Enhancing the accuracy of physics-informed neural networks for indoor airflow simulation with experimental data and Reynolds-averaged Navier–Stokes turbulence model

Abstract

Physics-informed neural network (PINN) has aroused broad interest among fluid simulation researchers in recent years, representing a novel paradigm in this area where governing differential equations are encoded to provide a hybrid physics-based and data-driven deep learning framework. However, the lack of enough validations on more complex flow problems has restricted further development and application of PINN. Our research applies the PINN to simulate a two-dimensional indoor turbulent airflow case to address the issue.

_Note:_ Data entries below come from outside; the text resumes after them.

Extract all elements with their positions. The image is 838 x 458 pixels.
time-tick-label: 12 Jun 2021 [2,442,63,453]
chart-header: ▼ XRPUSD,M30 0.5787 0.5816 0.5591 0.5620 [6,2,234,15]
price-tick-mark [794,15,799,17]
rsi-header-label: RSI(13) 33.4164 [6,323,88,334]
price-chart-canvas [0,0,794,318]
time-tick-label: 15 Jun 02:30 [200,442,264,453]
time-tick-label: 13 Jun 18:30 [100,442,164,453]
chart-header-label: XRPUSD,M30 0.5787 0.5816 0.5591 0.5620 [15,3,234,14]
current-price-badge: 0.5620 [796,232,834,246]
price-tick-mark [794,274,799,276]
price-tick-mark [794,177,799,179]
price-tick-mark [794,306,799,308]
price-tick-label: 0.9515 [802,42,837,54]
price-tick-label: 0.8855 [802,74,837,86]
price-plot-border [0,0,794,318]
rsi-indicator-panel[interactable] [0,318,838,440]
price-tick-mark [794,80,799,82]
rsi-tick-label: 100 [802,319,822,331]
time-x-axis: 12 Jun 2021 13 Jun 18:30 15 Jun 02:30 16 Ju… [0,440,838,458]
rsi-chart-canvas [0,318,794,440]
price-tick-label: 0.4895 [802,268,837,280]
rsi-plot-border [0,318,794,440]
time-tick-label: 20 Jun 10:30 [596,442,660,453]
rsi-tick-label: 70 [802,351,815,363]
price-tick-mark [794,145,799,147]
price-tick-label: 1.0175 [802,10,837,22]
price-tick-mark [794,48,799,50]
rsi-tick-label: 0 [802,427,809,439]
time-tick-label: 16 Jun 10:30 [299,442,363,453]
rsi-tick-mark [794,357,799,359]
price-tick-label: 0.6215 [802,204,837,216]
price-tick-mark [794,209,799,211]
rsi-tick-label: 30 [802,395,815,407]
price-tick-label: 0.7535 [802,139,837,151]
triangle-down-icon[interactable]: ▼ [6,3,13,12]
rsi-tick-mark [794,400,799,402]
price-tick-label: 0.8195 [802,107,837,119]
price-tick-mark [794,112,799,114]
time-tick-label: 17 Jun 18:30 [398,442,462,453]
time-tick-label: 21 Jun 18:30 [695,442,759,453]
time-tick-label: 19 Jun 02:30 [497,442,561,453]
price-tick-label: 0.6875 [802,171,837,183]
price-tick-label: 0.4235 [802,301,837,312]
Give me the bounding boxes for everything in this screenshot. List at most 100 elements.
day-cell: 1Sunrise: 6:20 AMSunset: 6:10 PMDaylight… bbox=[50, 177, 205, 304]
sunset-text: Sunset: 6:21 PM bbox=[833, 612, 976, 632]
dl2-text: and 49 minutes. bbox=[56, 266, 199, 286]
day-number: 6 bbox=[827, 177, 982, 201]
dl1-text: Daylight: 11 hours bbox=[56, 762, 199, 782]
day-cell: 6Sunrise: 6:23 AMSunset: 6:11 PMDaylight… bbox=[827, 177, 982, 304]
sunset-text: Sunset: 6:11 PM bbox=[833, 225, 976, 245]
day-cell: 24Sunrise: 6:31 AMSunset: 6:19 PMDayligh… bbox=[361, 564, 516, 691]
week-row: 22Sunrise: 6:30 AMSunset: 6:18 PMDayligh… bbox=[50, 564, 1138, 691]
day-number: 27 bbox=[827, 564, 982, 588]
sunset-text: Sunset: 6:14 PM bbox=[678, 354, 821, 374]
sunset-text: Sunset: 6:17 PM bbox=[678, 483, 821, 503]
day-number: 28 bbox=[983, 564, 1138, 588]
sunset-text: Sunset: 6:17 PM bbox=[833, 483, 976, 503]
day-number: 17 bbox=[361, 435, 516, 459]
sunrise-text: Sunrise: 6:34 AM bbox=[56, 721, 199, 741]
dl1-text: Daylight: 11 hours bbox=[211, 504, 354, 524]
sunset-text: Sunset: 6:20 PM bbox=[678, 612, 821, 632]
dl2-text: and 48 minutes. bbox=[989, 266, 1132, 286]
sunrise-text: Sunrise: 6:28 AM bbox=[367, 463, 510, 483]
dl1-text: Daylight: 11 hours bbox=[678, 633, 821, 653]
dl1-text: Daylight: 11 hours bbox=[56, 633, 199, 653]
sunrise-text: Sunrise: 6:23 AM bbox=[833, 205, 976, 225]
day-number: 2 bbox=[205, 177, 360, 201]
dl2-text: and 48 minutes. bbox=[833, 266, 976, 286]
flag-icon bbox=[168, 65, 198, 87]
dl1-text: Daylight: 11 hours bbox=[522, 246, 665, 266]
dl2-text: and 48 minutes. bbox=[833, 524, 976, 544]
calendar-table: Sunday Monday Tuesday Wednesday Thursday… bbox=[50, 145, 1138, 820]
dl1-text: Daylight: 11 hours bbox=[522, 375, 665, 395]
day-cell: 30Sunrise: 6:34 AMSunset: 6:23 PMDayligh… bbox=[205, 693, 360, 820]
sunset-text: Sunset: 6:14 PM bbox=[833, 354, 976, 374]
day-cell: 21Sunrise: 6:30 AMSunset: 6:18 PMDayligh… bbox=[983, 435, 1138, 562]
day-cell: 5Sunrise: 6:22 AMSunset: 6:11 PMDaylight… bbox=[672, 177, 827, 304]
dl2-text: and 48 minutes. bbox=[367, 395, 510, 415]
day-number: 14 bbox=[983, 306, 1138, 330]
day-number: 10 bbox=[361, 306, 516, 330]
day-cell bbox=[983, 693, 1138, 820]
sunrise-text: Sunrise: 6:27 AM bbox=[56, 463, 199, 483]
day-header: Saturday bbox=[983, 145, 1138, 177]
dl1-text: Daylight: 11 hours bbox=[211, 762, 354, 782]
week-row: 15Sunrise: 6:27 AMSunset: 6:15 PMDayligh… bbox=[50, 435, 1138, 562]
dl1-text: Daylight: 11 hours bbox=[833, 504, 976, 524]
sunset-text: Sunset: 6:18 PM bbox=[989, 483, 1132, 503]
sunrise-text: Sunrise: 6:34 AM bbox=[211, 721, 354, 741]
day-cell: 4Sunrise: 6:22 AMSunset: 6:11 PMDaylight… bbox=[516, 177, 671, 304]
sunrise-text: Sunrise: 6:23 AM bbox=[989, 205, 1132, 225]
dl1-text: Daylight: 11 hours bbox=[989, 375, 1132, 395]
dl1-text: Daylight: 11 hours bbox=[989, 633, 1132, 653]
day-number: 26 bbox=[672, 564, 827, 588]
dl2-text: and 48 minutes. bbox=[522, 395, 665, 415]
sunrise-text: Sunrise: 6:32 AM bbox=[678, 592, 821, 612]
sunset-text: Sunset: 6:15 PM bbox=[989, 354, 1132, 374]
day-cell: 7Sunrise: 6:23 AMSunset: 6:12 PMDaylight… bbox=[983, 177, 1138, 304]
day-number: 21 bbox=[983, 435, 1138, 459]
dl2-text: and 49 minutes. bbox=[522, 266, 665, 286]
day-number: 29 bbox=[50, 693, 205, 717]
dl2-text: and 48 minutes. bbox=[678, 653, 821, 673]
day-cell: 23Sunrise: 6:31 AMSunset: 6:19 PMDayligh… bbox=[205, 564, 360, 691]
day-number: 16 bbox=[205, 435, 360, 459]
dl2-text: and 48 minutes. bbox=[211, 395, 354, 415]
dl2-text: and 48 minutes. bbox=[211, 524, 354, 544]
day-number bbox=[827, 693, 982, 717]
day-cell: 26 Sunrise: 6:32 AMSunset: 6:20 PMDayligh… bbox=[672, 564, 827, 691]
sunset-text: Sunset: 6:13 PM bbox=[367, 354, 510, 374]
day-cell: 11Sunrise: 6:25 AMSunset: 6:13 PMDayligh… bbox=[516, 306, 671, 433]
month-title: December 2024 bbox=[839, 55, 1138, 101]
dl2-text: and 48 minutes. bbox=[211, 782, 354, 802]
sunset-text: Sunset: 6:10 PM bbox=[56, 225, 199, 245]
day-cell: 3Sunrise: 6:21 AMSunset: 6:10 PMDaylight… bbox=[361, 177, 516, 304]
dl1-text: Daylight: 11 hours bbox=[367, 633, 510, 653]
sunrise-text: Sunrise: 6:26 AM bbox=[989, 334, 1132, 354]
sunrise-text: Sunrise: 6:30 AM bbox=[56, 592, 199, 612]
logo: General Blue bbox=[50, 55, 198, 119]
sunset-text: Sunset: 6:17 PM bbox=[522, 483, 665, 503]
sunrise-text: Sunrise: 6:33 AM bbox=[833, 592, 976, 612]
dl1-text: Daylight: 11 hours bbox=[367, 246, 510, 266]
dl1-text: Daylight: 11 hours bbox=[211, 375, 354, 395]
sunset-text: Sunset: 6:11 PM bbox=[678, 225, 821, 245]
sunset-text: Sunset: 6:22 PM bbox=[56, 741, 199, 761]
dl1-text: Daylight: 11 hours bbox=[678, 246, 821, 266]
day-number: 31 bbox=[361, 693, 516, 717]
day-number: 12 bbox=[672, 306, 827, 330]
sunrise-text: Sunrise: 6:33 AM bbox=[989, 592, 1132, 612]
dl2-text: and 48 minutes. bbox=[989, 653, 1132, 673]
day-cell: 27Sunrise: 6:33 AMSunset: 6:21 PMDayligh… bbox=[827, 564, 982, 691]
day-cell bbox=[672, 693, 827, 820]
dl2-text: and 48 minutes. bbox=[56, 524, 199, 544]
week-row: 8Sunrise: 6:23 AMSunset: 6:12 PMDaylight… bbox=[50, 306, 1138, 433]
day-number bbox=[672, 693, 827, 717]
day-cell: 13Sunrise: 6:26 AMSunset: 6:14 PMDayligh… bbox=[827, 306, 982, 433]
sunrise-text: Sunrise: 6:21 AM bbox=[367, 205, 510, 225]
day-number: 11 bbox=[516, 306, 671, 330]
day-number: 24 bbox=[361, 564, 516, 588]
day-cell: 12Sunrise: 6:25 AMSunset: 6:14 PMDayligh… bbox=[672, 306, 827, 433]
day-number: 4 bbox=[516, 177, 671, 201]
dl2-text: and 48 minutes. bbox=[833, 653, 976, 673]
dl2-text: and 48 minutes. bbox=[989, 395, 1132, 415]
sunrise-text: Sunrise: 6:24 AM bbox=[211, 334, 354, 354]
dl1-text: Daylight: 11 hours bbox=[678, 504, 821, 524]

Although it is still quite challenging for the PINN to reach an ideal accuracy for the problem through a single purely physics-driven training, our research finds that the PINN prediction accuracy can be significantly improved by exploiting its ability to assimilate high-fidelity data during training, by which the prediction accuracy of PINN is enhanced by 53.2% for pressure, 34.6% for horizontal velocity, and 40.4% for vertical velocity, respectively. Meanwhile, the influence of data points number is also studied, which suggests a balance between prediction accuracy and data acquisition cost can be reached. Last but not least, applying Reynolds-averaged Navier–Stokes (RANS) equations and turbulence model has also been proved to improve prediction accuracy remarkably. After embedding the standard k–ε model to the PINN, the prediction accuracy was enhanced by 82.9% for pressure, 59.4% for horizontal velocity, and 70.5% for vertical velocity, respectively. These results suggest a promising step toward applications of PINN to more complex flow configurations.